Häufig wird in der Praxis gerade bei Dauernachtarbeit von Arbeitgebern der Einwand geäußert, das vereinbarte Gehalt (ohne explizit ausgewiesene Nachtarbeitszuschläge) sei ja gerade allein für die Nachtarbeit vereinbart worden und enthalte deshalb stillschweigend auch den Nachtarbeitszuschlag. Solcherlei Argumente hat das Bundesarbeitsgericht auch in der Vergangenheit nur sehr zurückhaltend anerkannt. Grundsätzlich kann dies allenfalls angenommen werden, wenn wegen der Entgelthöhe ausdrücklich auf die zu leistende Nachtarbeit Bezug genommen und das Verhältnis zwischen Grundlohn und Nachtarbeitszuschlag klargestellt wird. In dem aktuellen Urteil vom 09.12.2015 hat das Bundesarbeitsgericht dieses Argument des Arbeitgebers ebenfalls nicht anerkannt.
Nach seiner Wahl kann der Arbeitgeber statt eines Zuschlags in Geld auch eine angemessene Anzahl bezahlter freier Tage gewähren.
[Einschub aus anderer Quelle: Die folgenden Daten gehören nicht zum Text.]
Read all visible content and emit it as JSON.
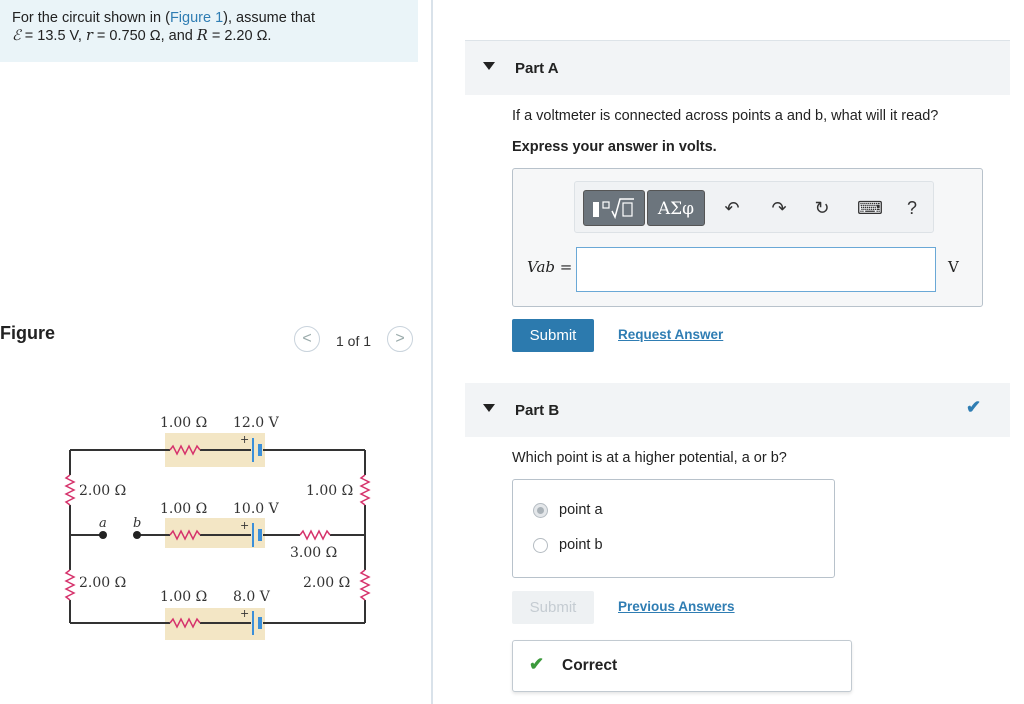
{
  "problem": {
    "line1_pre": "For the circuit shown in (",
    "figure_link": "Figure 1",
    "line1_post": "), assume that",
    "emf_symbol": "ℰ",
    "emf_value": " = 13.5 V, ",
    "r_symbol": "r",
    "r_value": " = 0.750 Ω, and ",
    "R_symbol": "R",
    "R_value": " = 2.20 Ω."
  },
  "figure": {
    "title": "Figure",
    "prev_label": "<",
    "next_label": ">",
    "pager_text": "1 of 1",
    "circuit": {
      "top_resistor": "1.00 Ω",
      "top_battery": "12.0 V",
      "mid_resistor": "1.00 Ω",
      "mid_battery": "10.0 V",
      "bot_resistor": "1.00 Ω",
      "bot_battery": "8.0 V",
      "left_upper": "2.00 Ω",
      "left_lower": "2.00 Ω",
      "right_upper": "1.00 Ω",
      "right_lower": "2.00 Ω",
      "mid_right": "3.00 Ω",
      "point_a": "a",
      "point_b": "b",
      "plus": "+"
    }
  },
  "partA": {
    "label": "Part A",
    "question": "If a voltmeter is connected across points a and b, what will it read?",
    "instruction": "Express your answer in volts.",
    "toolbar": {
      "templates_icon": "templates-icon",
      "greek_label": "ΑΣφ",
      "undo_icon": "↶",
      "redo_icon": "↷",
      "reset_icon": "↻",
      "keyboard_icon": "⌨",
      "help_label": "?"
    },
    "input_label": "Vab =",
    "input_value": "",
    "unit": "V",
    "submit_label": "Submit",
    "request_label": "Request Answer"
  },
  "partB": {
    "label": "Part B",
    "question": "Which point is at a higher potential, a or b?",
    "choices": [
      "point a",
      "point b"
    ],
    "selected_index": 0,
    "submit_label": "Submit",
    "previous_label": "Previous Answers",
    "result_label": "Correct"
  },
  "colors": {
    "accent": "#2c7aae",
    "correct": "#3c9a3c",
    "problem_bg": "#eaf4f8"
  }
}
Auch bezüglich des (in der Praxis eher seltenen) Freizeitausgleichs gelten die vom Bundesarbeitsgericht aufgestellten Regelwerte von 25 bzw. 30 %.
Nachtarbeit ist jede Arbeit, die mehr als 2 Stunden der Nachtzeit umfasst (§ 2 Abs. 4 Arbeitszeitgesetz). Nachtzeit ist die Zeit von 23:00 Uhr bis 6:00 Uhr, in Bäckereien und Konditoreien die Zeit von 22:00 Uhr bis 5:00 Uhr (§ 2 Abs. 3 Arbeitszeitgesetz).